Thursday, October 14, 2010

Baby, it's cold outside.

Fall is here, so the coats will be coming out soon. I love the coats from the 50s and 60s. This one is from 1963, so the fullness of Lucy's coats is going away, replaced with clean lines. These collarless coats were great for showing off jewelry, but many of them could be dressed up with a detachable fur collar and cuffs as well.

The buttons were usually "couture," meaning that they were special -- carved, rhinestone encrusted, woven, or any number of other embellishments. I once was browsing around the thrift store, thinking of buying a great 60s car coat I'd seen. I must've thought too long, because when I went back a few minutes later, the coat was there but beautiful blue rhinestone buttons had been rent from the front of the coat. I felt like going over and grabbing the mike at the register, demanding for the culprit to come to register #1 and turn themselves in!

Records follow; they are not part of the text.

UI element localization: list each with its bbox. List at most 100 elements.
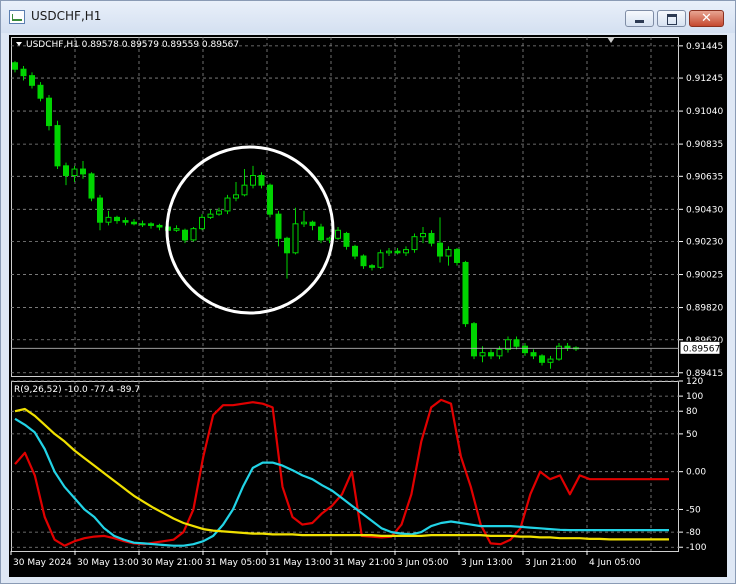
chart-window: USDCHF,H1 ✕ 0.91445 0.91245 0.91040 0.90835… (0, 0, 736, 584)
price-tick-label: 0.90430 (686, 205, 723, 215)
time-axis-label: 31 May 21:00 (333, 558, 395, 568)
time-axis-label: 31 May 13:00 (269, 558, 331, 568)
window-titlebar[interactable]: USDCHF,H1 ✕ (1, 1, 735, 33)
price-tick-label: 0.90835 (686, 140, 723, 150)
candle-body-bear (522, 345, 528, 354)
candle-body-bear (454, 249, 460, 263)
indicator-tick-label: -80 (686, 528, 701, 538)
indicator-tick-label: 100 (686, 392, 703, 402)
candle-body-bear (80, 168, 86, 175)
candle-body-bull (386, 250, 392, 254)
candle-body-bear (564, 345, 571, 349)
time-axis-label: 4 Jun 05:00 (589, 558, 641, 568)
candle-body-bear (318, 226, 324, 241)
candle-body-bear (122, 220, 129, 223)
minimize-button[interactable] (625, 10, 654, 27)
indicator-tick-label: -100 (686, 543, 707, 553)
candle-body-bear (156, 224, 163, 228)
candle-body-bull (207, 213, 214, 218)
price-tick-label: 0.90025 (686, 271, 723, 281)
time-axis-label: 3 Jun 13:00 (461, 558, 513, 568)
candle-body-bear (284, 237, 290, 254)
candle-body-bear (488, 352, 494, 357)
price-tick-label: 0.91040 (686, 107, 723, 117)
time-axis-label: 31 May 05:00 (205, 558, 267, 568)
candle-body-bear (513, 339, 520, 347)
candle-body-bear (394, 250, 401, 254)
candle-body-bull (335, 229, 341, 239)
candle-body-bear (63, 165, 69, 176)
candle-body-bear (88, 173, 95, 199)
candle-body-bull (216, 210, 222, 215)
indicator-tick-label: 0.00 (686, 468, 706, 478)
candle-body-bull (190, 228, 197, 241)
chart-area[interactable]: 0.91445 0.91245 0.91040 0.90835 0.90635 0.904… (9, 35, 727, 577)
price-tick-label: 0.91445 (686, 42, 723, 52)
candle-body-bull (411, 236, 418, 251)
candle-body-bear (258, 174, 265, 186)
candle-body-bull (420, 232, 426, 238)
candle-body-bull (224, 197, 231, 212)
candle-body-bear (471, 323, 477, 357)
candle-body-bull (105, 216, 112, 223)
candle-body-bull (250, 174, 256, 186)
candle-body-bear (114, 216, 120, 222)
candle-body-bull (139, 223, 146, 226)
candle-body-bear (37, 84, 44, 99)
candle-body-bear (309, 221, 316, 226)
price-tick-label: 0.89820 (686, 304, 723, 314)
candle-body-bull (496, 348, 503, 357)
candle-body-bull (292, 223, 299, 254)
indicator-tick-label: -50 (686, 505, 701, 515)
time-axis-label: 30 May 13:00 (77, 558, 139, 568)
candle-body-bear (530, 352, 537, 357)
chart-background (9, 35, 727, 577)
indicator-tick-label: 120 (686, 377, 703, 387)
candle-body-bull (241, 184, 248, 196)
indicator-tick-label: 80 (686, 407, 698, 417)
candle-body-bull (71, 168, 78, 176)
candle-body-bull (173, 228, 180, 231)
window-title: USDCHF,H1 (31, 9, 102, 23)
chart-app-icon (9, 10, 25, 24)
candle-body-bull (377, 252, 384, 268)
main-chart-title: USDCHF,H1 0.89578 0.89579 0.89559 0.8956… (26, 40, 239, 50)
current-price-label: 0.89567 (683, 344, 720, 354)
time-axis-label: 3 Jun 05:00 (397, 558, 449, 568)
price-tick-label: 0.90230 (686, 238, 723, 248)
candle-body-bear (267, 184, 273, 215)
candle-body-bear (97, 197, 103, 223)
candle-body-bear (369, 265, 375, 268)
indicator-tick-label: 50 (686, 430, 698, 440)
candle-body-bear (539, 355, 545, 363)
maximize-button[interactable] (657, 10, 686, 27)
chart-canvas[interactable]: 0.91445 0.91245 0.91040 0.90835 0.90635 0.904… (9, 35, 727, 577)
candle-body-bear (54, 125, 61, 167)
candle-body-bear (46, 97, 52, 127)
candle-body-bull (301, 221, 307, 225)
candle-body-bull (403, 249, 409, 254)
candle-body-bear (148, 223, 154, 226)
time-axis-label: 30 May 2024 (13, 558, 72, 568)
price-tick-label: 0.91245 (686, 74, 723, 84)
time-axis-label: 30 May 21:00 (141, 558, 203, 568)
close-icon: ✕ (701, 11, 712, 26)
candle-body-bear (462, 261, 469, 325)
candle-body-bear (437, 242, 443, 257)
time-axis-label: 3 Jun 21:00 (525, 558, 577, 568)
candle-body-bear (428, 232, 435, 244)
candle-body-bear (360, 255, 367, 267)
close-button[interactable]: ✕ (689, 10, 724, 27)
candle-body-bear (20, 68, 27, 77)
candle-body-bear (275, 213, 282, 239)
candle-body-bull (547, 358, 554, 363)
candle-body-bear (343, 232, 350, 247)
candle-body-bull (445, 249, 452, 257)
candle-body-bear (352, 245, 358, 257)
candle-body-bear (12, 62, 18, 70)
candle-body-bear (29, 75, 35, 86)
candle-body-bull (233, 194, 239, 199)
price-tick-label: 0.90635 (686, 172, 723, 182)
candle-body-bear (131, 221, 137, 225)
indicator-title: R(9,26,52) -10.0 -77.4 -89.7 (14, 385, 140, 395)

One thing you have to be careful of when purchasing a coat from this era is the sleeve length. Just like in the photos, gloves were usually worn, so it's not unusual for these coats to be 3/4 length instead of full length. If you are buying online ASK how long the sleeves are, and ask how the seller measured them, or you could be in for a disappointment.

This one is a Prominent Designer pattern, A868 if you're interested, by none other than the genius Estevez. I don't remember seeing anything he's done in outerwear before -- he generally designed great cocktail dresses and the like. I'd make this one in a beautiful aubergine, and wear gray gloves. And a hat.

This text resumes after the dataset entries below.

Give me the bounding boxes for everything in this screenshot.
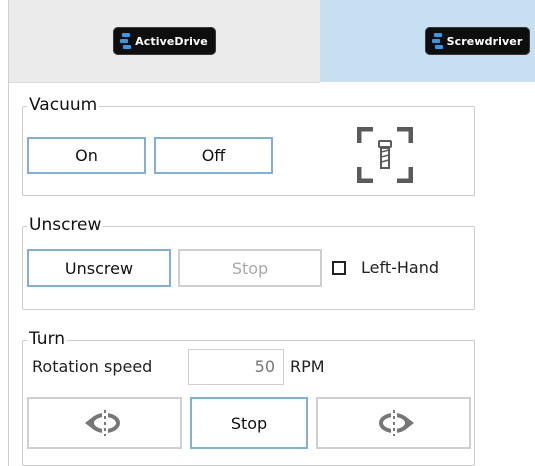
brand-icon xyxy=(431,33,443,49)
vacuum-off-button[interactable]: Off xyxy=(154,137,273,174)
left-hand-label: Left-Hand xyxy=(361,258,440,277)
rotation-unit-label: RPM xyxy=(290,357,325,376)
rotation-speed-label: Rotation speed xyxy=(32,357,153,376)
turn-stop-label: Stop xyxy=(230,413,268,433)
unscrew-stop-button[interactable]: Stop xyxy=(178,249,322,287)
unscrew-stop-label: Stop xyxy=(231,258,269,278)
turn-title: Turn xyxy=(27,329,68,349)
vacuum-on-label: On xyxy=(75,146,98,165)
screwdriver-logo: Screwdriver xyxy=(424,27,531,55)
vacuum-group: Vacuum On Off xyxy=(22,95,475,196)
tab-activedrive[interactable]: ActiveDrive xyxy=(9,0,320,83)
turn-group: Turn Rotation speed 50 RPM Stop xyxy=(22,329,475,466)
vacuum-off-label: Off xyxy=(201,146,226,165)
rotation-speed-input[interactable]: 50 xyxy=(188,349,284,385)
tab-screwdriver[interactable]: Screwdriver xyxy=(320,0,535,82)
unscrew-button[interactable]: Unscrew xyxy=(27,249,171,287)
brand-icon xyxy=(120,33,132,49)
unscrew-title: Unscrew xyxy=(27,215,104,235)
left-hand-checkbox[interactable] xyxy=(332,261,346,275)
rotate-cw-icon xyxy=(378,408,414,438)
vacuum-on-button[interactable]: On xyxy=(27,137,146,174)
tab-label: ActiveDrive xyxy=(135,34,208,48)
unscrew-group: Unscrew Unscrew Stop Left-Hand xyxy=(22,215,475,310)
activedrive-logo: ActiveDrive xyxy=(113,27,216,55)
rotate-ccw-button[interactable] xyxy=(27,397,182,449)
tab-label: Screwdriver xyxy=(446,34,523,48)
turn-stop-button[interactable]: Stop xyxy=(190,397,308,449)
rotate-ccw-icon xyxy=(84,408,120,438)
vacuum-title: Vacuum xyxy=(27,95,100,115)
screw-target-icon xyxy=(357,127,413,183)
rotate-cw-button[interactable] xyxy=(316,397,471,449)
unscrew-button-label: Unscrew xyxy=(64,258,134,278)
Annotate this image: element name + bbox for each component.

Wednesday, October 6, 2010

What Rachel Zoe could learn from 1936

This is just flat out elegant day-wear styling without looking like a crackhead like Rachel Zoe does these days. Love the hat and gloves. And of course the Marlene eyebrows.

Friday, October 1, 2010

1951 Bow Ties and Dovima

Photos a little grainy, but I'm pretty sure this is Dovima, in a vintage Bronzini ad.

"A new idea in a man's bow tie....where the knot falls, the scale of the pattern is reduced, allowing the knot to show not a fragment but ALL the pattern."